“That damned letter told me you knew everything,” he said in a dreary pride. “You thought it would break me down, or maybe make me go to look at Grahame’s body; but it didn’t. If you hadn’t guessed where the money was I’d have bluffed you at that.”

His muscles relaxed suddenly. Without any warning whatever, Colby, who had just put his head in a noose, found it possible to sleep for the first time in nearly two weeks. He slept heavily, slumped in his chair, twitching a little from his fretted nerves.

Nesbit stared at him and whistled softly. It was the sort of whistle with which a man expresses blank amazement. Also, perhaps, it was Nesbit’s way of showing that he was disturbed. It is upsetting to go to a man’s room for the sole purpose of inviting him to hunt with you, and have him confess a cold-blooded murder.

“All mixed up,” muttered Nesbit. “All fussed up over a killin’!”

Colby had been hopelessly wrong from the beginning. Nesbit’s acquaintance with Grahame had been limited to half an hour’s desultory talk in a smoking car, a year or more ago. The envelope that Colby had taken for a trap actually contained no more than the words:

Pete said you left this address in case of a telegram. Limpy’s hanging around and says he wants to see you. When are you coming back?

Jim.

It was evidently a letter from a gentleman in Grahame’s own line of business, but the matter to which it referred would never receive Grahame’s personal attention. Nesbit, of course, had never seen it before.

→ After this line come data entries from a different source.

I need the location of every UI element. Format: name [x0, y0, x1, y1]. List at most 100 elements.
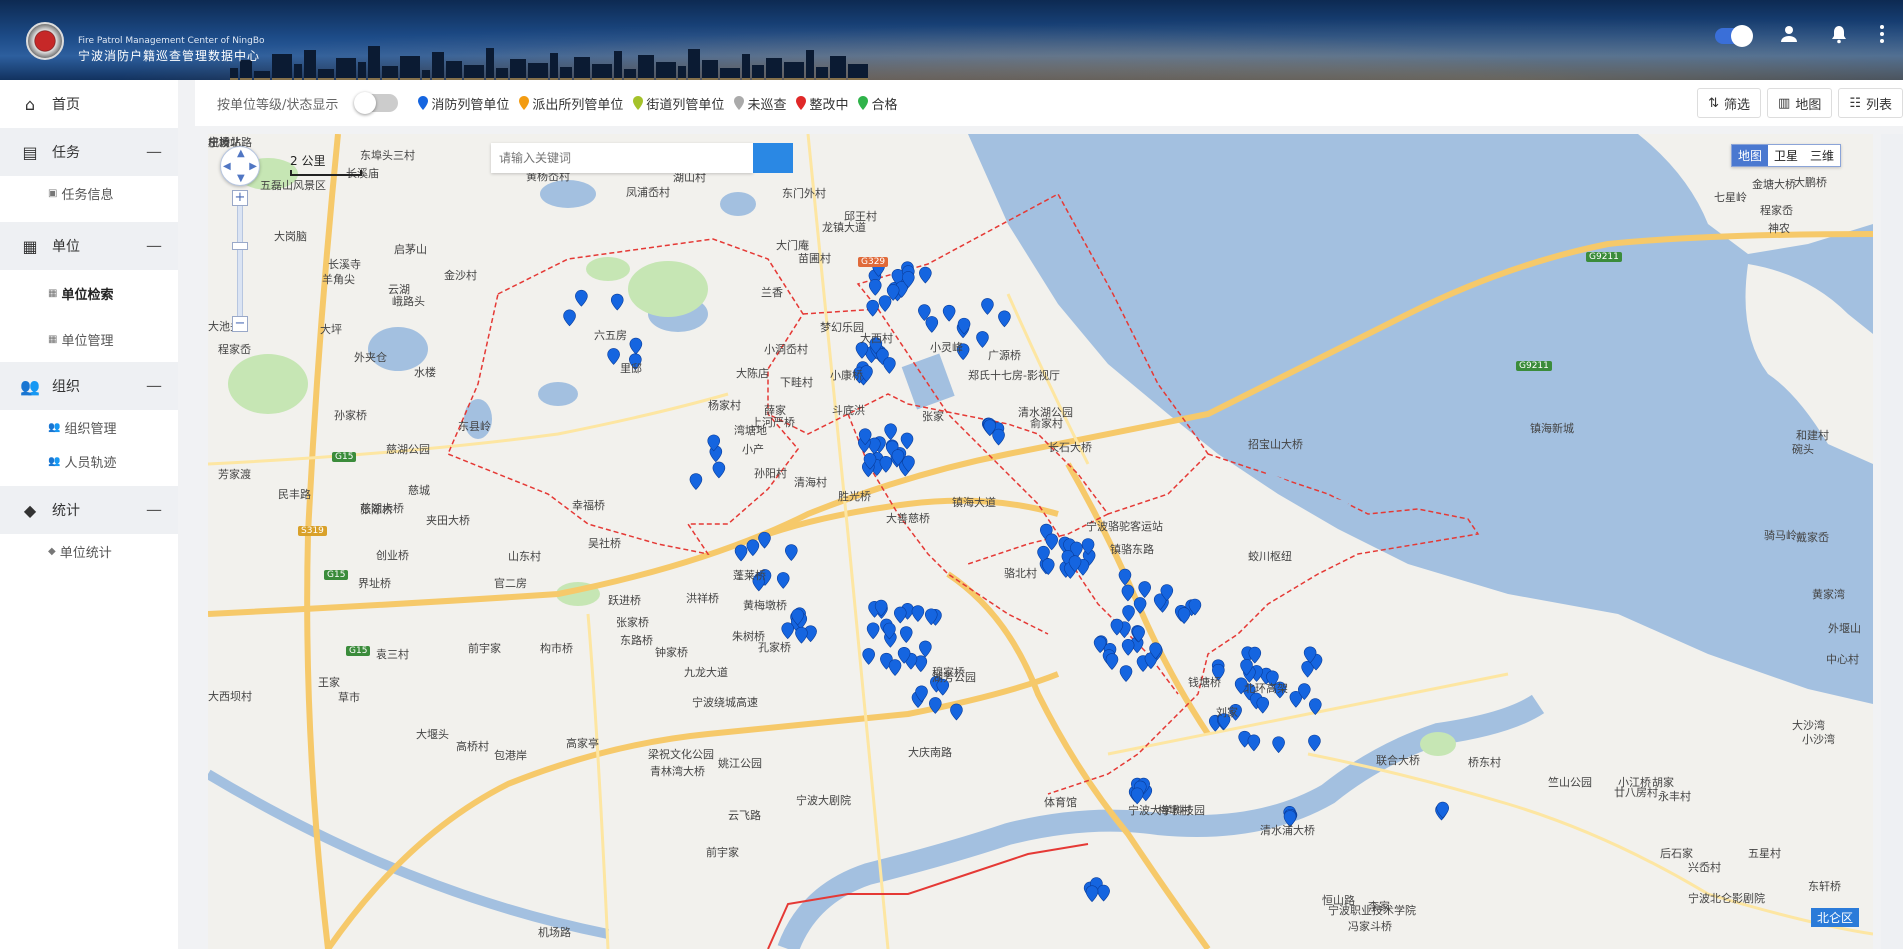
- unit-marker[interactable]: [883, 357, 896, 374]
- unit-marker[interactable]: [1121, 639, 1135, 656]
- map-canvas[interactable]: 东埠头三村 长溪庙 五磊山风景区 大岗脑 启茅山 长溪寺 羊角尖 金沙村 云湖 峨路头 大池头 大坪程…: [208, 134, 1873, 949]
- unit-marker[interactable]: [610, 293, 624, 311]
- nav-unit-stats[interactable]: ◆ 单位统计: [0, 534, 178, 568]
- nav-org[interactable]: 👥 组织 —: [0, 362, 178, 410]
- unit-marker[interactable]: [878, 295, 892, 312]
- theme-toggle-switch[interactable]: [1715, 24, 1753, 47]
- unit-marker[interactable]: [776, 572, 790, 589]
- unit-marker[interactable]: [1121, 584, 1135, 602]
- bell-icon[interactable]: [1829, 24, 1849, 47]
- unit-marker[interactable]: [758, 531, 771, 549]
- map-place-label: 宁波绕城高速: [692, 696, 758, 709]
- map-search-button[interactable]: [491, 143, 793, 173]
- unit-marker[interactable]: [899, 626, 913, 643]
- display-mode-switch[interactable]: [354, 92, 399, 114]
- list-view-button[interactable]: ☷ 列表: [1838, 88, 1903, 118]
- zoom-slider-track[interactable]: [237, 192, 243, 322]
- unit-marker[interactable]: [866, 299, 880, 317]
- collapse-icon[interactable]: —: [146, 236, 162, 255]
- legend-item[interactable]: 派出所列管单位: [519, 94, 623, 113]
- unit-marker[interactable]: [884, 423, 897, 441]
- unit-marker[interactable]: [900, 432, 914, 450]
- unit-marker[interactable]: [1105, 653, 1119, 670]
- legend-item[interactable]: 未巡查: [734, 94, 786, 113]
- unit-marker[interactable]: [1256, 696, 1270, 714]
- unit-marker[interactable]: [746, 539, 760, 557]
- unit-marker[interactable]: [1119, 665, 1133, 682]
- unit-marker[interactable]: [911, 605, 925, 622]
- page-scrollbar[interactable]: [1881, 134, 1903, 949]
- pan-right-icon[interactable]: ▶: [249, 161, 257, 172]
- nav-unit[interactable]: ▦ 单位 —: [0, 222, 178, 270]
- nav-stats[interactable]: ◆ 统计 —: [0, 486, 178, 534]
- user-icon[interactable]: [1779, 24, 1799, 47]
- nav-home[interactable]: ⌂ 首页: [0, 80, 178, 128]
- unit-marker[interactable]: [942, 304, 956, 322]
- map-type-map[interactable]: 地图: [1731, 145, 1768, 166]
- zoom-slider-thumb[interactable]: [232, 242, 248, 250]
- unit-marker[interactable]: [976, 331, 989, 348]
- unit-marker[interactable]: [992, 428, 1005, 446]
- unit-marker[interactable]: [866, 622, 880, 640]
- nav-task-info[interactable]: ▣ 任务信息: [0, 176, 178, 210]
- more-vert-icon[interactable]: [1879, 24, 1885, 47]
- unit-marker[interactable]: [862, 648, 875, 665]
- unit-marker[interactable]: [1133, 597, 1147, 614]
- nav-task[interactable]: ▤ 任务 —: [0, 128, 178, 176]
- unit-marker[interactable]: [893, 606, 907, 624]
- unit-marker[interactable]: [928, 697, 942, 714]
- legend-item[interactable]: 消防列管单位: [418, 94, 509, 113]
- unit-marker[interactable]: [919, 266, 932, 284]
- unit-marker[interactable]: [1118, 568, 1132, 586]
- unit-marker[interactable]: [734, 544, 748, 562]
- map-view-button[interactable]: ▥ 地图: [1767, 88, 1833, 118]
- collapse-icon[interactable]: —: [146, 500, 162, 519]
- unit-marker[interactable]: [784, 544, 798, 561]
- unit-marker[interactable]: [1247, 734, 1261, 752]
- unit-marker[interactable]: [1308, 734, 1321, 752]
- filter-button[interactable]: ⇅ 筛选: [1697, 88, 1762, 118]
- unit-marker[interactable]: [781, 622, 795, 640]
- map-type-satellite[interactable]: 卫星: [1768, 145, 1804, 166]
- map-type-3d[interactable]: 三维: [1804, 145, 1840, 166]
- unit-marker[interactable]: [712, 461, 726, 479]
- legend-item[interactable]: 街道列管单位: [633, 94, 724, 113]
- nav-org-manage[interactable]: 👥 组织管理: [0, 410, 178, 444]
- legend-item[interactable]: 合格: [858, 94, 897, 113]
- map-search-input[interactable]: [491, 143, 753, 173]
- pan-up-icon[interactable]: ▲: [237, 148, 245, 159]
- map-place-label: 镇骆东路: [1110, 543, 1154, 556]
- unit-marker[interactable]: [888, 659, 902, 676]
- unit-marker[interactable]: [575, 289, 588, 307]
- unit-marker[interactable]: [1272, 736, 1285, 754]
- unit-marker[interactable]: [795, 626, 808, 644]
- unit-marker[interactable]: [629, 337, 643, 355]
- unit-marker[interactable]: [1177, 607, 1191, 624]
- unit-marker[interactable]: [1085, 885, 1099, 903]
- nav-unit-manage[interactable]: ▦ 单位管理: [0, 316, 178, 362]
- unit-marker[interactable]: [1138, 581, 1151, 598]
- unit-marker[interactable]: [607, 348, 620, 365]
- unit-marker[interactable]: [925, 316, 939, 333]
- unit-marker[interactable]: [563, 309, 576, 327]
- pan-left-icon[interactable]: ◀: [223, 161, 231, 172]
- collapse-icon[interactable]: —: [146, 376, 162, 395]
- unit-marker[interactable]: [919, 640, 932, 658]
- nav-unit-search[interactable]: ▦ 单位检索: [0, 270, 178, 316]
- pan-control[interactable]: ▲ ▼ ◀ ▶: [220, 146, 260, 186]
- unit-marker[interactable]: [981, 298, 994, 315]
- unit-marker[interactable]: [1097, 884, 1110, 902]
- nav-staff-track[interactable]: 👥 人员轨迹: [0, 444, 178, 478]
- legend-item[interactable]: 整改中: [796, 94, 848, 113]
- collapse-icon[interactable]: —: [146, 142, 162, 161]
- zoom-in-button[interactable]: +: [232, 190, 248, 206]
- unit-marker[interactable]: [1122, 605, 1135, 622]
- pan-down-icon[interactable]: ▼: [237, 173, 245, 184]
- unit-marker[interactable]: [950, 703, 963, 721]
- map-place-label: 民丰路: [278, 488, 311, 501]
- unit-marker[interactable]: [998, 310, 1011, 328]
- zoom-out-button[interactable]: −: [232, 316, 248, 332]
- unit-marker[interactable]: [689, 473, 703, 490]
- unit-marker[interactable]: [1308, 698, 1322, 715]
- unit-marker[interactable]: [868, 279, 882, 296]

The detective’s reference to the picture of the benevolent dog and the pink starched dress had been merely an expression of his whole-hearted admiration for that particular work of art. Colby had been entirely, utterly wrong all through. Even the money for which he had killed Grahame—

Nesbit checked the bills with a list of scribbled numbers in his notebook. He nodded. Thousand-dollar bills are much used in wholesale bootleg circles. That is the only place, in fact, in which stolen thousand-dollar notes are accepted with the minimum of discount. Colby’s tale was proven in its entirety by the numbers on the bills, because all banks and most police departments have their lists of stolen currency.

“What d’ye know about that?” asked Nesbit heavily. “What d’ye know about that? Everything in the world breakin’ his way, an’ he blows the works because he lost his nerve!”